Each layer is one virtual call. The JIT inlines monomorphic chains; for 4-layer monomorphic chains, the inliner inlines everything. Cost: zero.

The cost appears when any layer becomes megamorphic. A factory that constructs different OrderTotalCalculator impls per region, for instance, makes the middle layer bimorphic and breaks inlining at that boundary.

Mitigation: wire one chain per JVM, hold it final, don't reconfigure mid-flight.


7. Cohesion and cache locality

Cohesive value types — records — pack their fields together. Inheritance-based hierarchies scatter fields across memory through subclass headers and references.

public record OrderSummary(long id, BigDecimal total) { }
// Fields packed contiguously; arrays of records have good cache locality

vs

public abstract class AbstractEntity { protected long id; }
public class Order extends AbstractEntity { private BigDecimal total; }
// Each Order instance: object header + parent fields + own fields, scattered

For 100k-element arrays, the record-shaped version is 1.5–3× faster on sequential scans because each cache line holds more records. With Project Valhalla's value classes, records become truly flat — Point[] becomes a packed [x y x y x y ...], not an array of references.

Cohesion of data into records pays back in cache performance whenever you iterate over collections.


8. Service classes and the JIT — sweet spot for inlining

A common cohesion shape — small final service classes with one method each — is a JIT sweet spot:

public final class TaxRateLookup {
    private final Map<Country, BigDecimal> rates;
    public TaxRateLookup(Map<Country, BigDecimal> r) { rates = r; }
    public BigDecimal rateFor(Country c) { return rates.getOrDefault(c, BigDecimal.ZERO); }
}
  • final class → CHA proves no subclasses.
  • One method → inliner doesn't need to choose; everything inlines.
  • Map.getOrDefault is monomorphic in production (one Map impl) → inlined too.

The whole call site compiles as if it were inline static BigDecimal rateFor(Country c) { ... }. Zero abstraction tax.

Compared to a god class with 50 methods sharing 10 fields: CHA still proves monomorphism per call site, but the method table is huge, and the inliner has more decisions to make. Smaller, cohesive classes are easier to optimize.


For ahead-of-time compilation (GraalVM native image) or modular runtime (jlink), the coupling graph determines image size:

  • jlink walks requires declarations to pick which modules to include.
  • GraalVM does reachability analysis from main, including all transitively referenced classes.

Tight coupling (one God class imports 50 libraries) → bloated image. Loose coupling (well-isolated modules) → tiny image.

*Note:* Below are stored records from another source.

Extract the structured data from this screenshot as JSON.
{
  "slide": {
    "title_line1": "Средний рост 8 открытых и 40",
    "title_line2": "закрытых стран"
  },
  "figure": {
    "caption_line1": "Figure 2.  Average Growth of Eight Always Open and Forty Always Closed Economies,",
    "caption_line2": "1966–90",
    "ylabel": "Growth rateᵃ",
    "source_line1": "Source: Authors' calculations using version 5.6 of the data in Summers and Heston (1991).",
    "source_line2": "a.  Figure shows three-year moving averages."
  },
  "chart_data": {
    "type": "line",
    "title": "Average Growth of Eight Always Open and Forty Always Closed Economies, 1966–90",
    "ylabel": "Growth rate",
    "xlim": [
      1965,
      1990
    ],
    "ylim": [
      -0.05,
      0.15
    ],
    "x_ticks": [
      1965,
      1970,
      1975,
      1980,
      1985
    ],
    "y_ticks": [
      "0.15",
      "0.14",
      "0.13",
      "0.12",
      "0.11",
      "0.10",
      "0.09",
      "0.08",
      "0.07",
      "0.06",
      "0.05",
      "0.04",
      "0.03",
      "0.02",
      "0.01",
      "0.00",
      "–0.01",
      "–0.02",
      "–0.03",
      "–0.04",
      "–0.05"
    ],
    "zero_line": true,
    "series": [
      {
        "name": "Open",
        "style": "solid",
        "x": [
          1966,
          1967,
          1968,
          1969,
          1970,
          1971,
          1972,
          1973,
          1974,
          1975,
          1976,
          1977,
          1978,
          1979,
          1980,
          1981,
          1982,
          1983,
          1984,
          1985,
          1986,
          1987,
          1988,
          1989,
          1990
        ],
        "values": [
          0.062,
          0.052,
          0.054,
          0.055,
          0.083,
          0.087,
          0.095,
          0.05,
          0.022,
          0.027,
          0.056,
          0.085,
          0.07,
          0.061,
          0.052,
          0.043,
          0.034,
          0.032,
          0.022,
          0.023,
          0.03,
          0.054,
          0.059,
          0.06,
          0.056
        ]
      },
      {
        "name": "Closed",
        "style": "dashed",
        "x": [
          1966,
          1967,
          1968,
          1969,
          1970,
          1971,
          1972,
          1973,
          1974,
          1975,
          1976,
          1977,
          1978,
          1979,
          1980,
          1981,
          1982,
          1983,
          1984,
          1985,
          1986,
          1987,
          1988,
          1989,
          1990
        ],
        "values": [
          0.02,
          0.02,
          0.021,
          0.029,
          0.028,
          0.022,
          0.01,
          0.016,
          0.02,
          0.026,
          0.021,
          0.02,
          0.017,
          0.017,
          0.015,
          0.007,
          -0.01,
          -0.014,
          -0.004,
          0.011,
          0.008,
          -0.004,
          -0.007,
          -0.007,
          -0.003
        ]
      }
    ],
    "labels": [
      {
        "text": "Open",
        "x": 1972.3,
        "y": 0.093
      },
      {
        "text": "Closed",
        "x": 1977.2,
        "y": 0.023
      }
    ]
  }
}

Module-info-aware app, hexagonal architecture:
  Domain module: 200 classes
  Web adapter: 100 classes (depends on domain)
  JPA adapter: 150 classes (depends on domain)
  → image: ~30 MB native

vs

Tightly coupled monolith:
  One package, everything imports everything:
  → image: ~80 MB native

For lambda functions, mobile binaries, and edge deployments where image size matters, low coupling pays back in megabytes.


10. Quick rules — performance and cohesion/coupling

  • Decoupling via interfaces is free at runtime for monomorphic call sites. JIT inlines through CHA.
  • Records compose to scalar replacement; favour records over plain classes for cohesive data.
  • Mark service classes final and their methods final — CHA loves it.
  • Wire one chain per JVM; hold it in final fields; don't reconfigure mid-flight.
  • Excessive class count (100k+) hurts startup; modest cohesion-driven class growth is invisible.
  • For hot loops, prefer flat record arrays over hierarchical entity collections (cache locality).
  • Constructor injection is the cheapest DI pattern; singletons add overhead and remove testability.
  • For native-image / jlink builds, low coupling reduces binary size measurably.
  • Profile before bending cohesion/coupling for performance; the cost is rarely where intuition predicts.
  • When a hot leaf needs a controlled coupling violation (direct concrete dependency), document why.

The general law: design cohesively and decoupled first, measure, then break the abstraction the profiler names. Modern JITs collapse most well-designed indirection at zero runtime cost. The 1% where it matters is a profile-driven, local decision, not a global stance.